At the end, cheers rang out and Van played one encore after another. Khrushchev and the leaders left, but the audience shouted, “More! More!” in English. Van’s bandaged finger was now blistered from overuse, and he raised his hands. “Bol’shoye spasibo,” he called out: “Many thanks.” No one moved, and his fans were still shouting as the house lights were extinguished. Numerous young women were lying in wait outside the main entrance, so officials shepherded him t
hrough a back door.
On the way out, a Western diplomat turned to an American guest:
“Now you really have a sputnik,” he said. In that combustible atmosphere it did not seem far-fetched to liken piano playing to the first space launch: Moscow Radio itself had dubbed Van “the
American Sputnik, developed in secret.” Within hours, as images of Van and Khrushchev in a mutually admiring grip flooded the world’s front pages, it seemed even more apt. The effect was electric. In a flash, the unfathomable leader of world communism stood revealed as an approachable human being.
THERE WAS
no time for rest. An hour after the hall was emptied, Van was back onstage for another nocturnal filming session, this one lasting till 3:30 a.m. The next day, Tuesday, came Ambassador Thompson’s lunch in honor of the American contestants. Then Van was back at the Great Kremlin Palace for the Ministry of Culture’s reception. It was held, with full pomp, in the vanishingly vast St. George’s Hall, the Kremlin’s grandest. Van stepped onto a sea of intricate parquet and saw Khrushchev heading for him with outstretched arms. The premier proudly presented his son, daughter, and granddaughter, and then caught sight of Lev Vlassenko.
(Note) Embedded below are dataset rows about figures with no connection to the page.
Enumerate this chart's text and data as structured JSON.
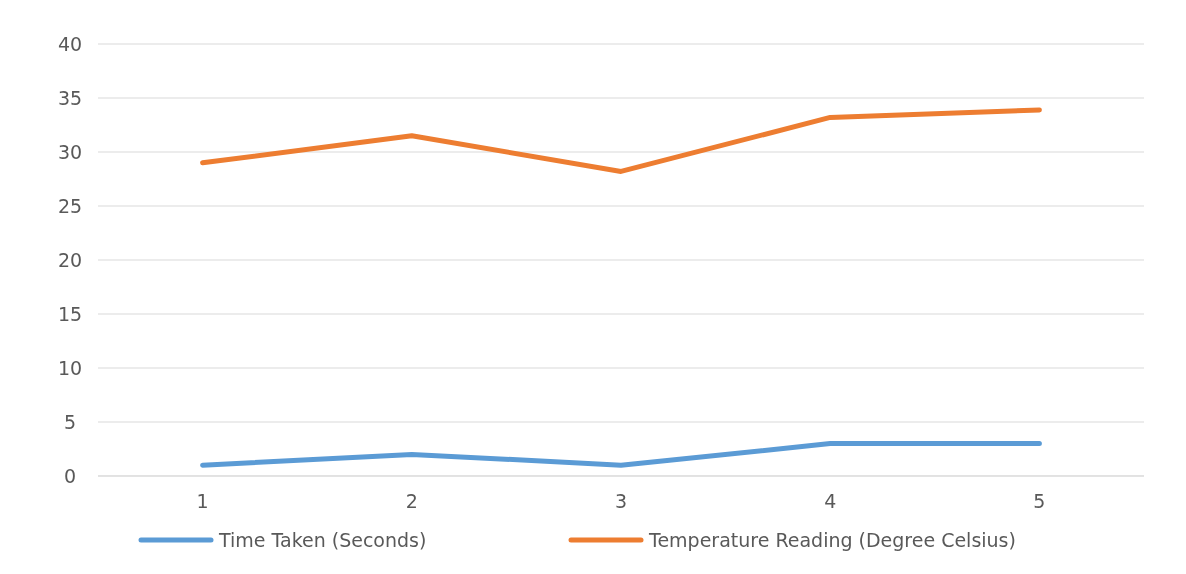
{
  "chart_data": {
    "type": "line",
    "categories": [
      "1",
      "2",
      "3",
      "4",
      "5"
    ],
    "series": [
      {
        "name": "Time Taken (Seconds)",
        "color": "#5b9bd5",
        "values": [
          1,
          2,
          1,
          3,
          3
        ]
      },
      {
        "name": "Temperature Reading (Degree Celsius)",
        "color": "#ed7d31",
        "values": [
          29,
          31.5,
          28.2,
          33.2,
          33.9
        ]
      }
    ],
    "ylim": [
      0,
      40
    ],
    "yticks": [
      0,
      5,
      10,
      15,
      20,
      25,
      30,
      35,
      40
    ],
    "grid": "y",
    "legend": "bottom",
    "marker": "none",
    "line_style": "solid"
  }
}
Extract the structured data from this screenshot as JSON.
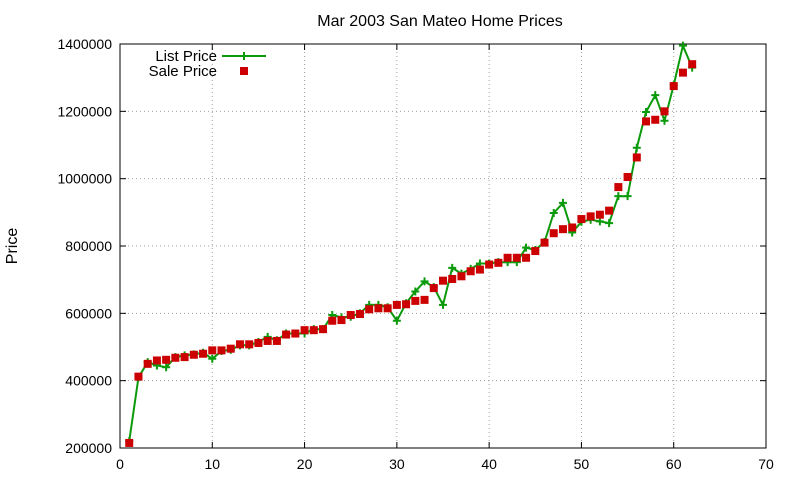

“Why did you let the American chap take first prize?” he demanded of Vlassenko, the levity underscored with a whisper of menace.
“Look at me, and look at Van,” Vlassenko joked, pointing up at his rival.
Khrushchev spotted Liu Shikun, who was nearly as tall as Van, and leaped up trying to pat the top of his head.
“Great man!” he said. “You and Van Cliburn are the most talented pianists at this event. But of course Van Cliburn is the number one talent and you are the number two talent.” Liu murmured in agreement and chose not to notice Khrushchev’s rudeness to Vlassenko.
“I’m very, very pleased that you have made your Chinese people proud,” Khrushchev continued, perhaps hoping the honor might help paper over the widening Sino-Soviet split: “It’s a big surprise for the Soviet audience that China has such a talented pianist.” Liu expressed
his thanks for the encouragement and promised he would strive for a higher artistic outcome.
“After a few years why not have another competition between you two and see who’s the winner and who’s the runner-up?” Khrushchev added, grinning.
“For now I think Van is better than me,” Liu modestly replied. “I definitely learned a lot from him.” The Chinese ambassador stepped in and thanked the premier for his inspiring words. The two countries talked so little these days that Soviet citizens had
eagerly questioned Liu about daily life in China.